Over the past 10 years, much has been written about a projected shortage in the physician workforce and what should be done about it. In response, the Association of American Medical Colleges requested an expansion in medical school capacity, and many medical schools increased class size. In most cases, however, the reason for the increase in class size was financial: a desire for more tuition dollars, one of the few sources of income under the control of a medical school.
In addition, medical school tuition has continued to rise, and the increase in tuition has markedly outpaced the rate of inflation. The result: Medical students graduate with a large financial debt that influences their choice of specialty. Specialties that have high remuneration such as radiology, dermatology, anesthesiology, and orthopedics have become prime choices for graduating medical students.
The system needs to catch up to reality
As Staiger and his coauthors point out, a 5.7% decrease in the mean number of hours worked among approximately 630,000 physicians is equivalent to a loss of 36,000 physicians from the workforce. 1 If the current system is sincere about increasing the physician workforce, why haven’t there been 1) a decrease in the length of medical school, 2) control of tuition escalation, and 3) an increase in the number of residency positions? And why has nothing been done to bring some of the lost physicians back in to the workplace by offering part time or flexible positions?

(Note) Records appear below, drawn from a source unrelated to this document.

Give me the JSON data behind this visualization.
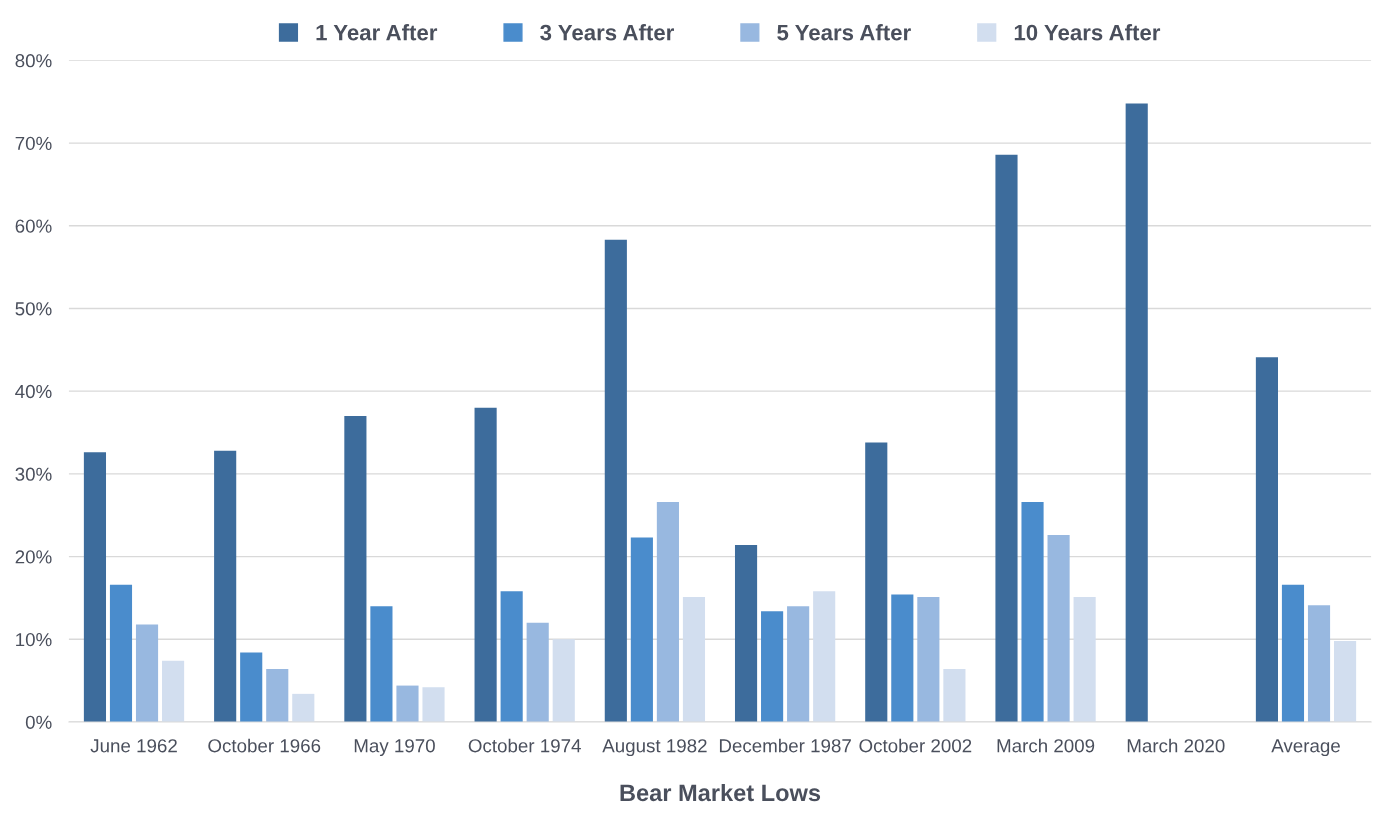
{
  "chart_data": {
    "type": "bar",
    "xlabel": "Bear Market Lows",
    "categories": [
      "June 1962",
      "October 1966",
      "May 1970",
      "October 1974",
      "August 1982",
      "December 1987",
      "October 2002",
      "March 2009",
      "March 2020",
      "Average"
    ],
    "series": [
      {
        "name": "1 Year After",
        "color": "#3d6c9c",
        "values": [
          32.6,
          32.8,
          37.0,
          38.0,
          58.3,
          21.4,
          33.8,
          68.6,
          74.8,
          44.1
        ]
      },
      {
        "name": "3 Years After",
        "color": "#4a8ccc",
        "values": [
          16.6,
          8.4,
          14.0,
          15.8,
          22.3,
          13.4,
          15.4,
          26.6,
          null,
          16.6
        ]
      },
      {
        "name": "5 Years After",
        "color": "#98b8e0",
        "values": [
          11.8,
          6.4,
          4.4,
          12.0,
          26.6,
          14.0,
          15.1,
          22.6,
          null,
          14.1
        ]
      },
      {
        "name": "10 Years After",
        "color": "#d2deef",
        "values": [
          7.4,
          3.4,
          4.2,
          10.0,
          15.1,
          15.8,
          6.4,
          15.1,
          null,
          9.8
        ]
      }
    ],
    "ylim": [
      0,
      80
    ],
    "yticks": [
      {
        "value": 0,
        "label": "0%"
      },
      {
        "value": 10,
        "label": "10%"
      },
      {
        "value": 20,
        "label": "20%"
      },
      {
        "value": 30,
        "label": "30%"
      },
      {
        "value": 40,
        "label": "40%"
      },
      {
        "value": 50,
        "label": "50%"
      },
      {
        "value": 60,
        "label": "60%"
      },
      {
        "value": 70,
        "label": "70%"
      },
      {
        "value": 80,
        "label": "80%"
      }
    ],
    "grid": "y",
    "legend": "top"
  }
}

We won’t solve the physician shortage simply by increasing enrollment and building new medical schools. It’s time to realize that physicians want a work-lifestyle balance similar to that of other professionals. If we don’t make the practice of medicine more enjoyable and align it with the needs and desires of Generation X and Generation Y physicians, we’ll fall short of the number of physicians that we need to care for a growing, and an aging, population.

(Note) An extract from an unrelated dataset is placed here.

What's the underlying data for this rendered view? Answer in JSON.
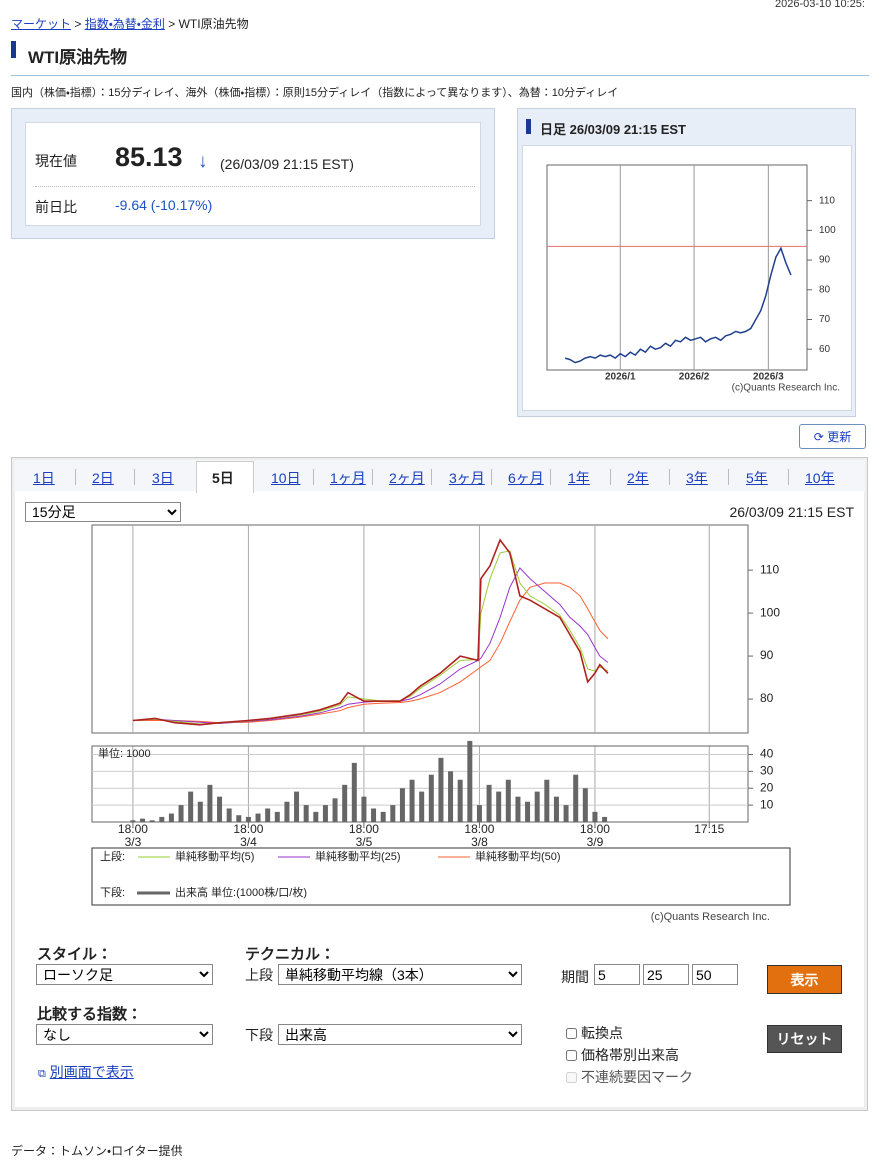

1. Staiger DO, Auerbach DI, Buerhaus PI. Trends in the work hours of physicians in the United States. JAMA. 2010;303(8):747-753.
Weinstein L, Wolfe HM. The downward spiral of physician satisfaction: an attempt to avert a crisis within the medical profession. Obstet Gynecol. 2007;109(5):1181–1183.
Weinstein L. The unbearable unhappiness of the ObGyn: A crisis looms. OBG Management. 2008;20(12):34–42. http://www.obgmanagement.com/article_pages.asp?ref=2012OBGM_Article3. Accessed February 23, 2010.
Weinstein L, Wofle HM. A unique solution to solve the pending medical school tuition crisis. Am J Obstet Gynecol. In press.